After talking about it for 15 years, users are now ready for new unit, telco says

By Tony Hallett, 12 June 2003 15:13

NEWS BT has placed a big bet on companies finally being ready for converged IT and communications, creating a dedicated business unit and renewing its vows with some of the biggest communications equipment makers. Tom Craig, formerly director of BT Business Information Systems, will head the new unit, BT Convergent Solutions. The telco claims that from day one this will be Europe's largest IP convergence business. BT Retail CEO Pierre Danon said the company will continue to work alongside key partners Avaya, Cisco and Nortel - and "make sure [sales people] are vendor agnostic at the point of sale". Following a far-reaching deal with Visa CEMEA last month, covering countries across Africa and Europe, including all of Russia, BT has announced new customers for converged IP services including Lehman Brothers (using Cisco kit), HBOS and analyst house Datamonitor, using an MPLS-based IP network.
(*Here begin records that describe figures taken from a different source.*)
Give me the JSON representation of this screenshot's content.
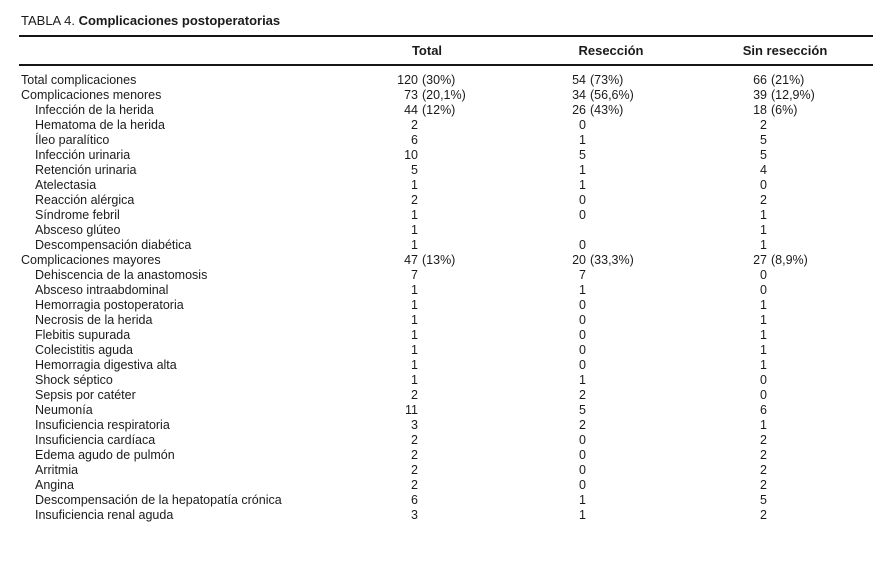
{
  "title": {
    "label": "TABLA 4.",
    "name": "Complicaciones postoperatorias"
  },
  "table": {
    "columns": [
      "Total",
      "Resección",
      "Sin resección"
    ],
    "rows": [
      {
        "label": "Total complicaciones",
        "indent": 0,
        "total": "120",
        "total_pct": "(30%)",
        "res": "54",
        "res_pct": "(73%)",
        "sin": "66",
        "sin_pct": "(21%)"
      },
      {
        "label": "Complicaciones menores",
        "indent": 0,
        "total": "73",
        "total_pct": "(20,1%)",
        "res": "34",
        "res_pct": "(56,6%)",
        "sin": "39",
        "sin_pct": "(12,9%)"
      },
      {
        "label": "Infección de la herida",
        "indent": 1,
        "total": "44",
        "total_pct": "(12%)",
        "res": "26",
        "res_pct": "(43%)",
        "sin": "18",
        "sin_pct": "(6%)"
      },
      {
        "label": "Hematoma de la herida",
        "indent": 1,
        "total": "2",
        "total_pct": "",
        "res": "0",
        "res_pct": "",
        "sin": "2",
        "sin_pct": ""
      },
      {
        "label": "Íleo paralítico",
        "indent": 1,
        "total": "6",
        "total_pct": "",
        "res": "1",
        "res_pct": "",
        "sin": "5",
        "sin_pct": ""
      },
      {
        "label": "Infección urinaria",
        "indent": 1,
        "total": "10",
        "total_pct": "",
        "res": "5",
        "res_pct": "",
        "sin": "5",
        "sin_pct": ""
      },
      {
        "label": "Retención urinaria",
        "indent": 1,
        "total": "5",
        "total_pct": "",
        "res": "1",
        "res_pct": "",
        "sin": "4",
        "sin_pct": ""
      },
      {
        "label": "Atelectasia",
        "indent": 1,
        "total": "1",
        "total_pct": "",
        "res": "1",
        "res_pct": "",
        "sin": "0",
        "sin_pct": ""
      },
      {
        "label": "Reacción alérgica",
        "indent": 1,
        "total": "2",
        "total_pct": "",
        "res": "0",
        "res_pct": "",
        "sin": "2",
        "sin_pct": ""
      },
      {
        "label": "Síndrome febril",
        "indent": 1,
        "total": "1",
        "total_pct": "",
        "res": "0",
        "res_pct": "",
        "sin": "1",
        "sin_pct": ""
      },
      {
        "label": "Absceso glúteo",
        "indent": 1,
        "total": "1",
        "total_pct": "",
        "res": "",
        "res_pct": "",
        "sin": "1",
        "sin_pct": ""
      },
      {
        "label": "Descompensación diabética",
        "indent": 1,
        "total": "1",
        "total_pct": "",
        "res": "0",
        "res_pct": "",
        "sin": "1",
        "sin_pct": ""
      },
      {
        "label": "Complicaciones mayores",
        "indent": 0,
        "total": "47",
        "total_pct": "(13%)",
        "res": "20",
        "res_pct": "(33,3%)",
        "sin": "27",
        "sin_pct": "(8,9%)"
      },
      {
        "label": "Dehiscencia de la anastomosis",
        "indent": 1,
        "total": "7",
        "total_pct": "",
        "res": "7",
        "res_pct": "",
        "sin": "0",
        "sin_pct": ""
      },
      {
        "label": "Absceso intraabdominal",
        "indent": 1,
        "total": "1",
        "total_pct": "",
        "res": "1",
        "res_pct": "",
        "sin": "0",
        "sin_pct": ""
      },
      {
        "label": "Hemorragia postoperatoria",
        "indent": 1,
        "total": "1",
        "total_pct": "",
        "res": "0",
        "res_pct": "",
        "sin": "1",
        "sin_pct": ""
      },
      {
        "label": "Necrosis de la herida",
        "indent": 1,
        "total": "1",
        "total_pct": "",
        "res": "0",
        "res_pct": "",
        "sin": "1",
        "sin_pct": ""
      },
      {
        "label": "Flebitis supurada",
        "indent": 1,
        "total": "1",
        "total_pct": "",
        "res": "0",
        "res_pct": "",
        "sin": "1",
        "sin_pct": ""
      },
      {
        "label": "Colecistitis aguda",
        "indent": 1,
        "total": "1",
        "total_pct": "",
        "res": "0",
        "res_pct": "",
        "sin": "1",
        "sin_pct": ""
      },
      {
        "label": "Hemorragia digestiva alta",
        "indent": 1,
        "total": "1",
        "total_pct": "",
        "res": "0",
        "res_pct": "",
        "sin": "1",
        "sin_pct": ""
      },
      {
        "label": "Shock séptico",
        "indent": 1,
        "total": "1",
        "total_pct": "",
        "res": "1",
        "res_pct": "",
        "sin": "0",
        "sin_pct": ""
      },
      {
        "label": "Sepsis por catéter",
        "indent": 1,
        "total": "2",
        "total_pct": "",
        "res": "2",
        "res_pct": "",
        "sin": "0",
        "sin_pct": ""
      },
      {
        "label": "Neumonía",
        "indent": 1,
        "total": "11",
        "total_pct": "",
        "res": "5",
        "res_pct": "",
        "sin": "6",
        "sin_pct": ""
      },
      {
        "label": "Insuficiencia respiratoria",
        "indent": 1,
        "total": "3",
        "total_pct": "",
        "res": "2",
        "res_pct": "",
        "sin": "1",
        "sin_pct": ""
      },
      {
        "label": "Insuficiencia cardíaca",
        "indent": 1,
        "total": "2",
        "total_pct": "",
        "res": "0",
        "res_pct": "",
        "sin": "2",
        "sin_pct": ""
      },
      {
        "label": "Edema agudo de pulmón",
        "indent": 1,
        "total": "2",
        "total_pct": "",
        "res": "0",
        "res_pct": "",
        "sin": "2",
        "sin_pct": ""
      },
      {
        "label": "Arritmia",
        "indent": 1,
        "total": "2",
        "total_pct": "",
        "res": "0",
        "res_pct": "",
        "sin": "2",
        "sin_pct": ""
      },
      {
        "label": "Angina",
        "indent": 1,
        "total": "2",
        "total_pct": "",
        "res": "0",
        "res_pct": "",
        "sin": "2",
        "sin_pct": ""
      },
      {
        "label": "Descompensación de la hepatopatía crónica",
        "indent": 1,
        "total": "6",
        "total_pct": "",
        "res": "1",
        "res_pct": "",
        "sin": "5",
        "sin_pct": ""
      },
      {
        "label": "Insuficiencia renal aguda",
        "indent": 1,
        "total": "3",
        "total_pct": "",
        "res": "1",
        "res_pct": "",
        "sin": "2",
        "sin_pct": ""
      }
    ]
  }
}
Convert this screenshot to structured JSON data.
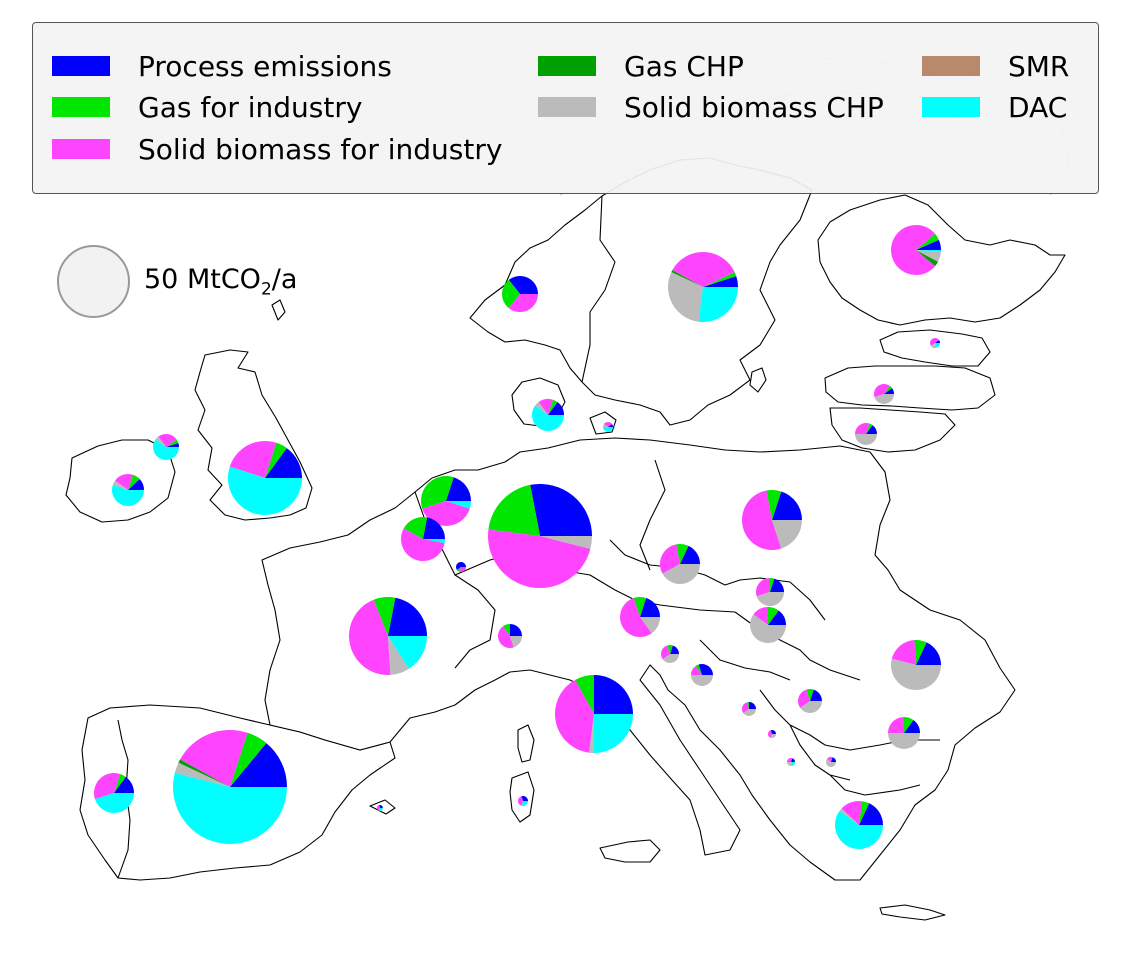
{
  "legend": {
    "items": [
      {
        "label": "Process emissions",
        "color": "#0000ff"
      },
      {
        "label": "Gas for industry",
        "color": "#00e600"
      },
      {
        "label": "Solid biomass for industry",
        "color": "#ff44ff"
      },
      {
        "label": "Gas CHP",
        "color": "#00a000"
      },
      {
        "label": "Solid biomass CHP",
        "color": "#bbbbbb"
      },
      {
        "label": "SMR",
        "color": "#b8896b"
      },
      {
        "label": "DAC",
        "color": "#00ffff"
      }
    ]
  },
  "scale": {
    "value": "50 MtCO",
    "subscript": "2",
    "unit": "/a"
  },
  "map_data": {
    "type": "pie-map",
    "colors": {
      "Process emissions": "#0000ff",
      "Gas for industry": "#00e600",
      "Solid biomass for industry": "#ff44ff",
      "Gas CHP": "#00a000",
      "Solid biomass CHP": "#bbbbbb",
      "SMR": "#b8896b",
      "DAC": "#00ffff"
    }
  }
}
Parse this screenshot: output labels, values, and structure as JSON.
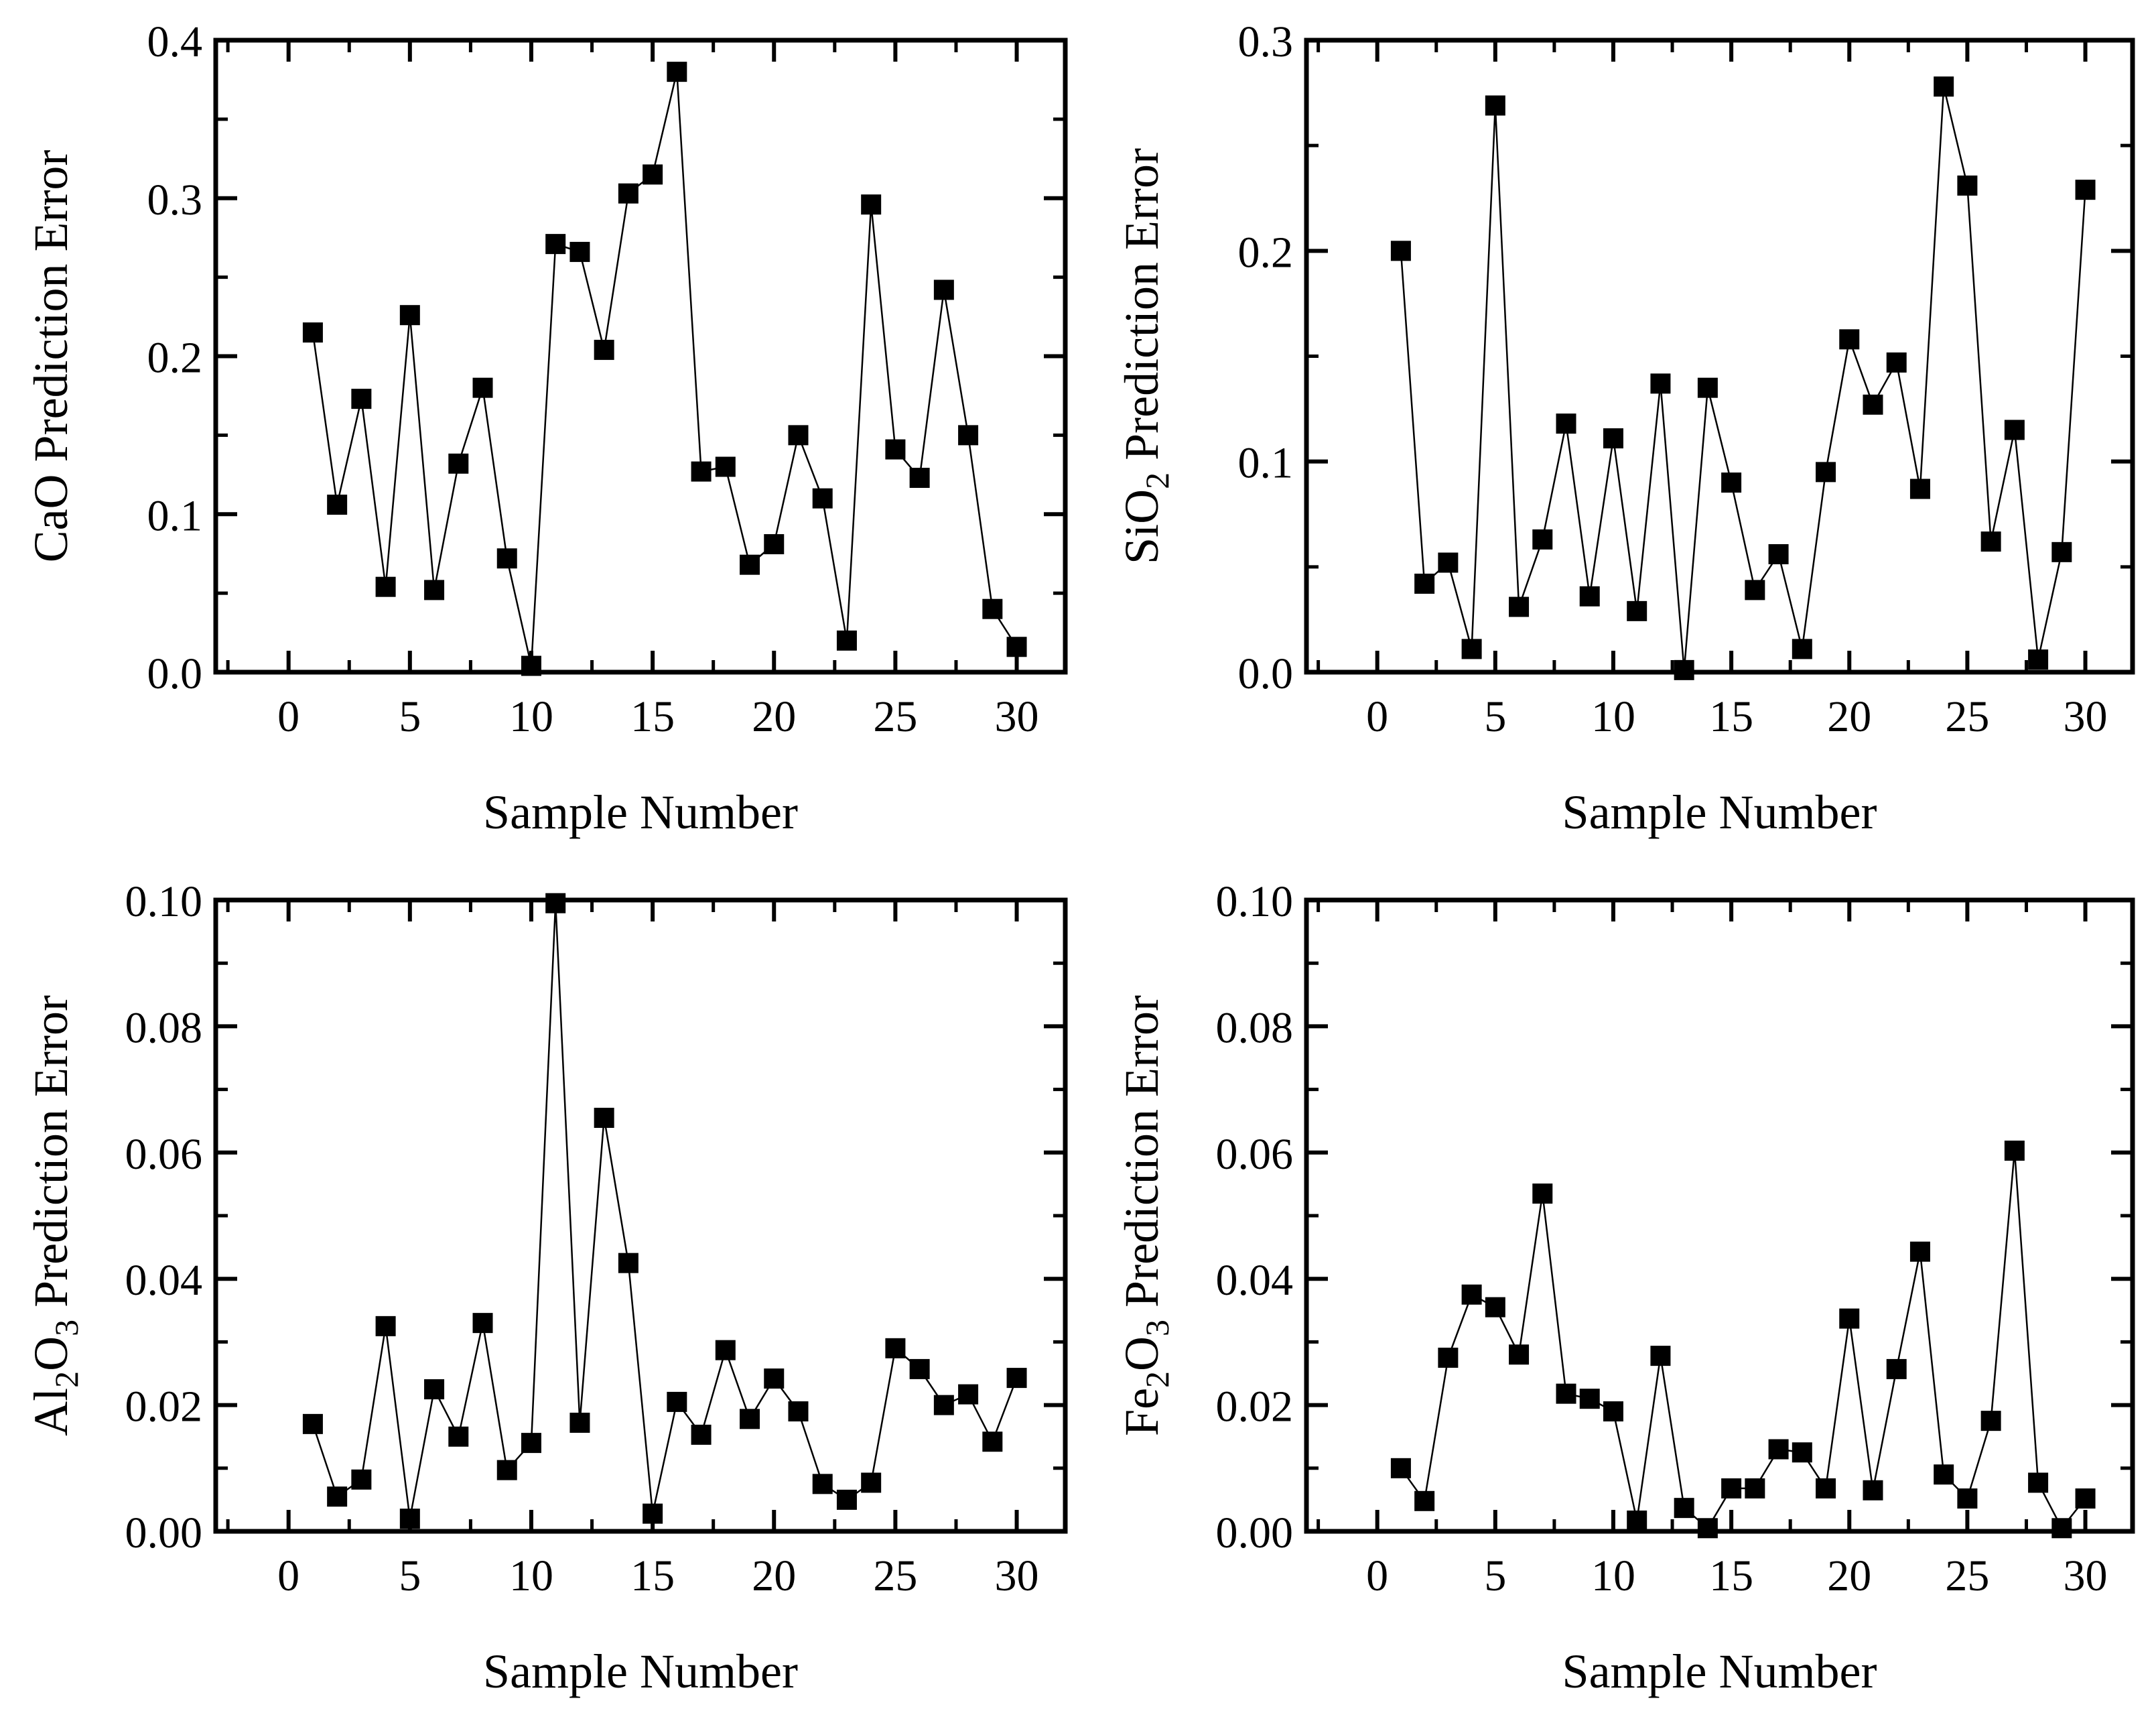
{
  "chart_data": [
    {
      "type": "line",
      "panel": "top-left",
      "xlabel": "Sample Number",
      "ylabel": {
        "pre": "CaO Prediction Error",
        "sub": "",
        "post": ""
      },
      "xlim": [
        -3,
        32
      ],
      "ylim": [
        0,
        0.4
      ],
      "xticks": [
        0,
        5,
        10,
        15,
        20,
        25,
        30
      ],
      "xtick_labels": [
        "0",
        "5",
        "10",
        "15",
        "20",
        "25",
        "30"
      ],
      "yticks": [
        0,
        0.1,
        0.2,
        0.3,
        0.4
      ],
      "ytick_labels": [
        "0.0",
        "0.1",
        "0.2",
        "0.3",
        "0.4"
      ],
      "x": [
        1,
        2,
        3,
        4,
        5,
        6,
        7,
        8,
        9,
        10,
        11,
        12,
        13,
        14,
        15,
        16,
        17,
        18,
        19,
        20,
        21,
        22,
        23,
        24,
        25,
        26,
        27,
        28,
        29,
        30
      ],
      "values": [
        0.215,
        0.106,
        0.173,
        0.054,
        0.226,
        0.052,
        0.132,
        0.18,
        0.072,
        0.004,
        0.271,
        0.266,
        0.204,
        0.303,
        0.315,
        0.38,
        0.127,
        0.13,
        0.068,
        0.081,
        0.15,
        0.11,
        0.02,
        0.296,
        0.141,
        0.123,
        0.242,
        0.15,
        0.04,
        0.016
      ]
    },
    {
      "type": "line",
      "panel": "top-right",
      "xlabel": "Sample Number",
      "ylabel": {
        "pre": "SiO",
        "sub": "2",
        "post": " Prediction Error"
      },
      "xlim": [
        -3,
        32
      ],
      "ylim": [
        0,
        0.3
      ],
      "xticks": [
        0,
        5,
        10,
        15,
        20,
        25,
        30
      ],
      "xtick_labels": [
        "0",
        "5",
        "10",
        "15",
        "20",
        "25",
        "30"
      ],
      "yticks": [
        0,
        0.1,
        0.2,
        0.3
      ],
      "ytick_labels": [
        "0.0",
        "0.1",
        "0.2",
        "0.3"
      ],
      "x": [
        1,
        2,
        3,
        4,
        5,
        6,
        7,
        8,
        9,
        10,
        11,
        12,
        13,
        14,
        15,
        16,
        17,
        18,
        19,
        20,
        21,
        22,
        23,
        24,
        25,
        26,
        27,
        28,
        29,
        30
      ],
      "values": [
        0.2,
        0.042,
        0.052,
        0.011,
        0.269,
        0.031,
        0.063,
        0.118,
        0.036,
        0.111,
        0.029,
        0.137,
        0.001,
        0.135,
        0.09,
        0.039,
        0.056,
        0.011,
        0.095,
        0.158,
        0.127,
        0.147,
        0.087,
        0.278,
        0.231,
        0.062,
        0.115,
        0.006,
        0.057,
        0.229
      ]
    },
    {
      "type": "line",
      "panel": "bottom-left",
      "xlabel": "Sample Number",
      "ylabel": {
        "pre": "Al",
        "sub": "2",
        "post": "O",
        "sub2": "3",
        "post2": " Prediction Error"
      },
      "xlim": [
        -3,
        32
      ],
      "ylim": [
        0,
        0.1
      ],
      "xticks": [
        0,
        5,
        10,
        15,
        20,
        25,
        30
      ],
      "xtick_labels": [
        "0",
        "5",
        "10",
        "15",
        "20",
        "25",
        "30"
      ],
      "yticks": [
        0,
        0.02,
        0.04,
        0.06,
        0.08,
        0.1
      ],
      "ytick_labels": [
        "0.00",
        "0.02",
        "0.04",
        "0.06",
        "0.08",
        "0.10"
      ],
      "x": [
        1,
        2,
        3,
        4,
        5,
        6,
        7,
        8,
        9,
        10,
        11,
        12,
        13,
        14,
        15,
        16,
        17,
        18,
        19,
        20,
        21,
        22,
        23,
        24,
        25,
        26,
        27,
        28,
        29,
        30
      ],
      "values": [
        0.017,
        0.0055,
        0.0082,
        0.0325,
        0.002,
        0.0225,
        0.015,
        0.033,
        0.0097,
        0.014,
        0.0995,
        0.0172,
        0.0655,
        0.0425,
        0.0028,
        0.0205,
        0.0153,
        0.0287,
        0.0178,
        0.0242,
        0.019,
        0.0075,
        0.005,
        0.0077,
        0.029,
        0.0257,
        0.02,
        0.0217,
        0.0142,
        0.0243
      ]
    },
    {
      "type": "line",
      "panel": "bottom-right",
      "xlabel": "Sample Number",
      "ylabel": {
        "pre": "Fe",
        "sub": "2",
        "post": "O",
        "sub2": "3",
        "post2": " Prediction Error"
      },
      "xlim": [
        -3,
        32
      ],
      "ylim": [
        0,
        0.1
      ],
      "xticks": [
        0,
        5,
        10,
        15,
        20,
        25,
        30
      ],
      "xtick_labels": [
        "0",
        "5",
        "10",
        "15",
        "20",
        "25",
        "30"
      ],
      "yticks": [
        0,
        0.02,
        0.04,
        0.06,
        0.08,
        0.1
      ],
      "ytick_labels": [
        "0.00",
        "0.02",
        "0.04",
        "0.06",
        "0.08",
        "0.10"
      ],
      "x": [
        1,
        2,
        3,
        4,
        5,
        6,
        7,
        8,
        9,
        10,
        11,
        12,
        13,
        14,
        15,
        16,
        17,
        18,
        19,
        20,
        21,
        22,
        23,
        24,
        25,
        26,
        27,
        28,
        29,
        30
      ],
      "values": [
        0.01,
        0.0048,
        0.0275,
        0.0375,
        0.0355,
        0.028,
        0.0535,
        0.0218,
        0.021,
        0.019,
        0.0017,
        0.0278,
        0.0037,
        0.0005,
        0.0068,
        0.0068,
        0.013,
        0.0125,
        0.0068,
        0.0337,
        0.0065,
        0.0257,
        0.0443,
        0.009,
        0.0052,
        0.0175,
        0.0603,
        0.0077,
        0.0005,
        0.0052
      ]
    }
  ],
  "colors": {
    "line": "#000000",
    "marker": "#000000",
    "background": "#ffffff"
  }
}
The market for enterprise IP telephony alone is predicted to grow to $4.4bn in 2006 from $849m in 2002 according to figures from Synergy Research. BT sees its convergence push as a key part of its overall ICT services strategy. It calculates it will make £2.2bn in its fiscal year from services, which compares well to the £2.5bn EDS is likely to make in the UK, for example. Danon said: "We should stay humble [on this progress] but there is no need to be masochistic. [Brand research has shown] we are seen as safe and trustworthy and in this day and age CIOs are very sensitive to that." Using a recent Sainsbury's contract win as an example - when the telco worked with Accenture, as it has worked in other instances with CSC and Computacenter - Danon said it was possible to roll out converged technologies at each shop site in under two hours. "We're not like an IBM or EDS," Danon said. "We know we can't do it all ourselves." However, the company does claim to have tried much of what it is preaching, including server-stored desktops that follow employees wherever they log on, multimedia webinars and more. Chris Price, BT Exact COO - basically an IT director - used the company recently clocking up its one millionth broadband subscriber as an example of convergent technologies. He said that at the time, besides noting the user who signed up - it was a charity - BT also wanted to find the sales person. "We couldn't find them," he said. "We found that it had all been done with zero human touch points."